# Chemistry - Why is carbon dioxide nonpolar?

## Solution 1:

so wouldn't it be that you would have an even more positive carbon and 2 partially negative oxygens

Yes, your analysis is correct to this point. A chemist would say that the bonds in $\ce{CO2}$ are polar (or polarized) and therefor each $\ce{C=O}$ bond has a bond dipole moment. However the molecule itself is linear and the two bond dipole moments are oriented 180 degrees with respect to one another and cancel each other out, so overall the molecule does not have a dipole moment and is non-polar.

EDIT: There are a couple of reasons why $\ce{CO2}$ is more soluble in water than $\ce{O2}$. Because the two $\ce{C=O}$ bonds in $\ce{CO2}$ are polarized (whereas in $\ce{O2}$ the bond is not polarized) it makes it easier for the polar water molecule to solvate it and to form hydrogen bonds. Both of these factors will stabilize a $\ce{CO2}$ molecule more than an $\ce{O2}$ molecule in water; stabilization translates into greater solubility. Another factor enhancing the solubility of $\ce{CO2}$ in water is the fact that $\ce{CO2}$ reacts with water to set up an equilibrium with carbonic acid. $$\ce{CO2(aq) + H2O <=> H2CO3(aq)}$$ This reaction will also enhance $\ce{CO2}$'s solubility in water compared to oxygen which does not react with water.

## Solution 2:

In understanding molecular polarity you need to take the whole structure into account.

Your reasoning is correct as far as the parts of the molecule are concerned. The individual bonds are polar.

But, a molecule can only be polar if it has a net dipole moment (that is, the charges don't balance out in direction across the whole molecule). So CO is polar as the polarity of the carbon-oxygen bond is unbalanced and the distribution of partial charge on the bond affects the whole molecule (giving the whole molecule a dipole moment). But CO2 is a linear molecule and the partial dipoles of the two bonds are in exactly opposite directions. Hence they exactly balance out giving a molecule which is non-polar.

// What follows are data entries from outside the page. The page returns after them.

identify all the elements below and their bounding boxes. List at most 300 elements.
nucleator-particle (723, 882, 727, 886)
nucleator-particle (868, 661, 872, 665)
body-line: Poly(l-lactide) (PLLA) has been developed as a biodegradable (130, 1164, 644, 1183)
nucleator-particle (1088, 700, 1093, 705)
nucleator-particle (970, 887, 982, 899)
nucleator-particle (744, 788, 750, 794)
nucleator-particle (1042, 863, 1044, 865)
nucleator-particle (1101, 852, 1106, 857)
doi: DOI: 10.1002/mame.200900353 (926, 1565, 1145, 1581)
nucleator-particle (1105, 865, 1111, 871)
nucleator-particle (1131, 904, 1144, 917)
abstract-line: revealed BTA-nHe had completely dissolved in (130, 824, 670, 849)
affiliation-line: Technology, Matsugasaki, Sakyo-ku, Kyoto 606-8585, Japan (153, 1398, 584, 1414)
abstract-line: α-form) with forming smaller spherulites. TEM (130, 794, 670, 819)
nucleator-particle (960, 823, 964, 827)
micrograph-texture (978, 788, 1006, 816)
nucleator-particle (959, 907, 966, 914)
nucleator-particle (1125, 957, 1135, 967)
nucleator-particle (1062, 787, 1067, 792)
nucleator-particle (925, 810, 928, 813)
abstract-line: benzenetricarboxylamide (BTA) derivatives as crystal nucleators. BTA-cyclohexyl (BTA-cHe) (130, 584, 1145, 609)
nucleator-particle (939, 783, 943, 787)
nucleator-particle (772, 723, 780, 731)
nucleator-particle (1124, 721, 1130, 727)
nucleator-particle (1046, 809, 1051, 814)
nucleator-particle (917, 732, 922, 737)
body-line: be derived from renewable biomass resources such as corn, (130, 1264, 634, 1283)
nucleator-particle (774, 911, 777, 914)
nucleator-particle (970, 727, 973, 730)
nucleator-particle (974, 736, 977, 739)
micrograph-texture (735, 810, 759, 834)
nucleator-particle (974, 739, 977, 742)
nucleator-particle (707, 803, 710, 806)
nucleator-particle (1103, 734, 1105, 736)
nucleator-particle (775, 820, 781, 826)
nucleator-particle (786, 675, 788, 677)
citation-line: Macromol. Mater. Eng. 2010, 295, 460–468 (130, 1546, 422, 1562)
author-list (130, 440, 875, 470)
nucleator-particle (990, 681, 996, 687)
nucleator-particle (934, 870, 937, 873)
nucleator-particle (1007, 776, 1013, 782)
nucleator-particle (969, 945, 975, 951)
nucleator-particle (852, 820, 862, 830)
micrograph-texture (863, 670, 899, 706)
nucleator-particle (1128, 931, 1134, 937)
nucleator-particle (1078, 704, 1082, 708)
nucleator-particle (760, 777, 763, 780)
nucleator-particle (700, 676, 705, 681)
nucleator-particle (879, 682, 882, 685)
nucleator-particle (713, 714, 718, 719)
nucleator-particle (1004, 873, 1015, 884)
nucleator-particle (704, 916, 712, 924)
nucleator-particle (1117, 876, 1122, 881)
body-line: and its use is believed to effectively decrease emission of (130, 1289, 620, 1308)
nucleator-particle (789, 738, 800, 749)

If CO2 were not linear (like SO2 which is bent) it would be a polar molecule.

## Solution 3:

The formula for the net dipole moment $\vec{\mu_{net}}$ of an overall neutral system of $n$ charged point particles is given by:

$$\vec{\mu_{net}} = \sum\limits_{i}^{n} q_i\vec{r_i}$$

where $q_i$ is the charge of the $i$th point particle and $\vec{r_i}$ is the position vector for said particle; each individual dipole moment points from a negative charge to a positive charge. Carbon dioxide is a linear and symmetrical molecule, meaning that in the ground state the bonds between each respective oxygen atom and the carbon atom have the same lengths, and each oxygen atom bears an identical (partial) negative charge. All of this ultimately means that the two individual dipole moments between the carbon and oxygens one and two, respectively, perfectly oppose each other geometrically and have the same magnitude, i.e., $q\vec{r_1} = -q\vec{r_2}$, hence the vector sum $q\vec{r_1} + q\vec{r_2} = \mathbf{0}$.

## Solution 4:

It's like they are at tug-of-war with each other, and they both have the same strength; it's not going anywhere. Since the oxygen is more electronegative than carbon, it has a partial negative charge and the carbon has a partial positive charge (twice of the oxygen since there are 2 oxygen).

## Solution 5:

The lone pairs on both oxygen atoms cancel each others effect, as simple as that. And the structure is symmetrical from all aspects, which again leads to zero dipole moment. Plus there is no net negative charge or lone pair of Carbon as well, therefore the compound cannot be polar. REMEMBER polarity is a vector.